Given an array S of n integers, are there elements a, b, c in S such that a + b + c = 0? Find all unique triplets in the array which gives the sum of zero.
Note:
Elements in a triplet (a,b,c) must be in non-descending order. (ie, a ≤ b ≤ c)
The solution set must not contain duplicate triplets.
For example, given array S = {-1 0 1 2 -1 -4}, A solution set is: (-1, 0, 1) (-1, -1, 2)
We should first sort the array, and then we iterate the first number, and set one pointer to the next number, and the other pointer to the last number.

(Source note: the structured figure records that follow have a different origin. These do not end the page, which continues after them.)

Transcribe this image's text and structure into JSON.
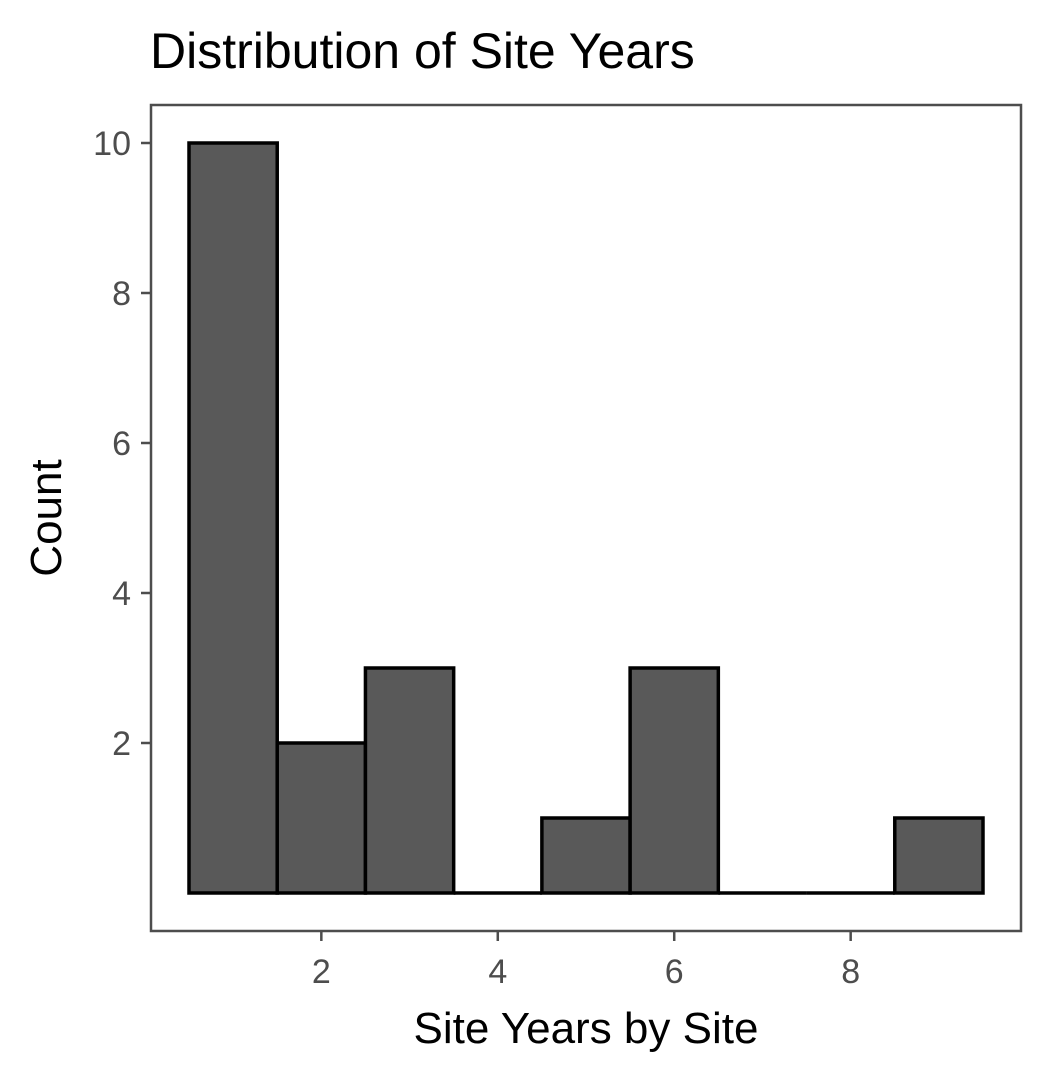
{
  "chart_data": {
    "type": "bar",
    "title": "Distribution of Site Years",
    "xlabel": "Site Years by Site",
    "ylabel": "Count",
    "bins": [
      {
        "x": 1,
        "count": 10
      },
      {
        "x": 2,
        "count": 2
      },
      {
        "x": 3,
        "count": 3
      },
      {
        "x": 4,
        "count": 0
      },
      {
        "x": 5,
        "count": 1
      },
      {
        "x": 6,
        "count": 3
      },
      {
        "x": 7,
        "count": 0
      },
      {
        "x": 8,
        "count": 0
      },
      {
        "x": 9,
        "count": 1
      }
    ],
    "bin_width": 1,
    "xlim": [
      0.5,
      9.5
    ],
    "ylim": [
      0,
      10
    ],
    "x_ticks": [
      2,
      4,
      6,
      8
    ],
    "y_ticks": [
      2,
      4,
      6,
      8,
      10
    ],
    "grid": false,
    "legend": "none",
    "bar_color": "#595959",
    "bar_edge_color": "#000000"
  }
}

But we should be careful to deal with duplicate result. If there are duplicate number, we can skip them directly.
Time: O(n^2)
Space: O(1)
public class Solution {
public List<List<Integer>> threeSum(int[] numbers) {
List<List<Integer>> result = new ArrayList<>();
if (numbers == null || numbers.length < 3) {
return result;
}
Arrays.sort(numbers);
int len = numbers.length;
for (int i = 0; i < len - 2; i++) {
if (i > 0 && numbers[i] == numbers[i - 1]) { /* avoid duplicates */
continue;
}
int start = i + 1;
int end = len - 1;
while (start < end) {
/* avoid duplicates */
if (start > i + 1 && numbers[start] == numbers[start - 1]) {
start++;
} else if (end < len - 1 && numbers[end] == numbers[end + 1]) {
end--;
} else {
int sum = numbers[i] + numbers[start] + numbers[end]; /* may overflow */
if (sum < 0) {
start++;
} else if (sum > 0) {
end--;
} else {
result.add(Arrays.asList(numbers[i], numbers[start++], numbers[end--]));
}
}
}
}
return result;
}
}